Durante alguns meses, vi-me a salvo. Continuava encarando Amanda e, em troco, recebendo seus olhares discretamente malévolos. Mas eu dera meu recado. Ela que se cuidasse. Eles todos que se cuidassem.
Meus sonhos, naquela época, eram povoados de professores. Todos armados. Acordava no meio da noite, suando frio, gritando por socorro. Davam-me chá de flor de laranjeira, acendiam as luzes, diziam que era só um pesadelo. Isso porque não eram obrigados, como eu, a enfrentar, dia após dia, Amanda. Nem tinham pela frente a cruel perspectiva de sei lá quantos anos de constante ameaça às suas integridades físicas.
Os tormentos, as lutas, prosseguiram primário a fora, com vitórias flagrantes minhas, alguns empates, aquele impasse permanente.

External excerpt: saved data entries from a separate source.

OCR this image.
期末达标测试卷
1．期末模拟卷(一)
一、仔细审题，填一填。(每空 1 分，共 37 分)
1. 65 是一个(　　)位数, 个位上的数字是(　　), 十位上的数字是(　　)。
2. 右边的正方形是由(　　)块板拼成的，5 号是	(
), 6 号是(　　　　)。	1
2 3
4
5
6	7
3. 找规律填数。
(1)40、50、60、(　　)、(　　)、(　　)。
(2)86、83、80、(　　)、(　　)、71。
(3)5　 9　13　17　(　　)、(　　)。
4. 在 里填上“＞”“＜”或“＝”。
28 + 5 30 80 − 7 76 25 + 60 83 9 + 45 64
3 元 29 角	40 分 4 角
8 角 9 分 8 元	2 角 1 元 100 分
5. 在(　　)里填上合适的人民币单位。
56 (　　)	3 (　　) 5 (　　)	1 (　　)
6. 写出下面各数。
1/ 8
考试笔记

A grande batalha, no entanto, deu-se com o professor de matemática do primeiro ano ginasial. Eu já era veterano de alguns anos de confrontos terríveis. Ele, talvez – é a única explicação que encontro – devido à sua extrema crueldade, repugnante até mesmo entre seus companheiros de “ofício”, não estava a par de meu grau de combatividade. Tentou me pegar num dia em que me vi obrigado a ficar de castigo, terminada a aula, resolvendo diabólicas equações. Estávamos os dois sozinhos na classe. Lá fora, apenas a barulheira dos meninos do primário. Acendeu um cigarrinho e veio se aproximando de mim. Não levantei os olhos. Colocou a mão no bolso. Não me mexi. Sacou a mão fora, segurava alguma coisa. Fiquei firme equacionando. Chegou ainda mais perto. Era o momento da verdade. Levantei-me de repente e gritei com toda a força de meus pulmões:
– Mais um passo e você é um homem morto!
Blefava, é claro, já que nada tinha com que me defender a não ser a caneta esferográfica importada, a única aliás de nossa classe. Seus olhos se abriram como se, de repente, de um só lance, todos os logaritmos do mundo tivessem se voltado contra ele, dispostos a matar. Botou a mão no peito, soltou um gemido de paca agonizante e caiu durinho na minha frente.
Acabei meus deveres, juntei minhas coisas e fui embora. Ele foi enterrado no dia seguinte com todos os alunos presentes. Acho que cantamos o hino do colégio. Contritos e nervosos naquela agitação dispersiva das crianças diante da morte. Fiz como todos. Ninguém percebeu nada. Mas, nós – eu e os mestres – sabíamos. Sabíamos que, daquele dia em diante, não haveria mais luta. A coisa poderia acabar nos jornais.
Terminei o clássico, fui trabalhar em publicidade, nunca mais pensei em professor ou professora. De vez em quando, passo por um, na cidade. Fingimos não nos reconhecer. Mas, às vezes, tarde da noite, alguém liga para minha casa e não diz nada. Já senti mais de uma vez mãos tentando me empurrar da calçada enquanto espero o sinal abrir. E no Dia do Professor, todo ano, chegam flores murchas em casa acompanhadas de um cartãozinho em branco. Sempre digo que deve haver algum engano. Mas não há enganos. A vida é isso mesmo. A gente começa a se matar muito cedo.
Fonte:
Diário Carioca. Rio de Janeiro, 15 out 1975.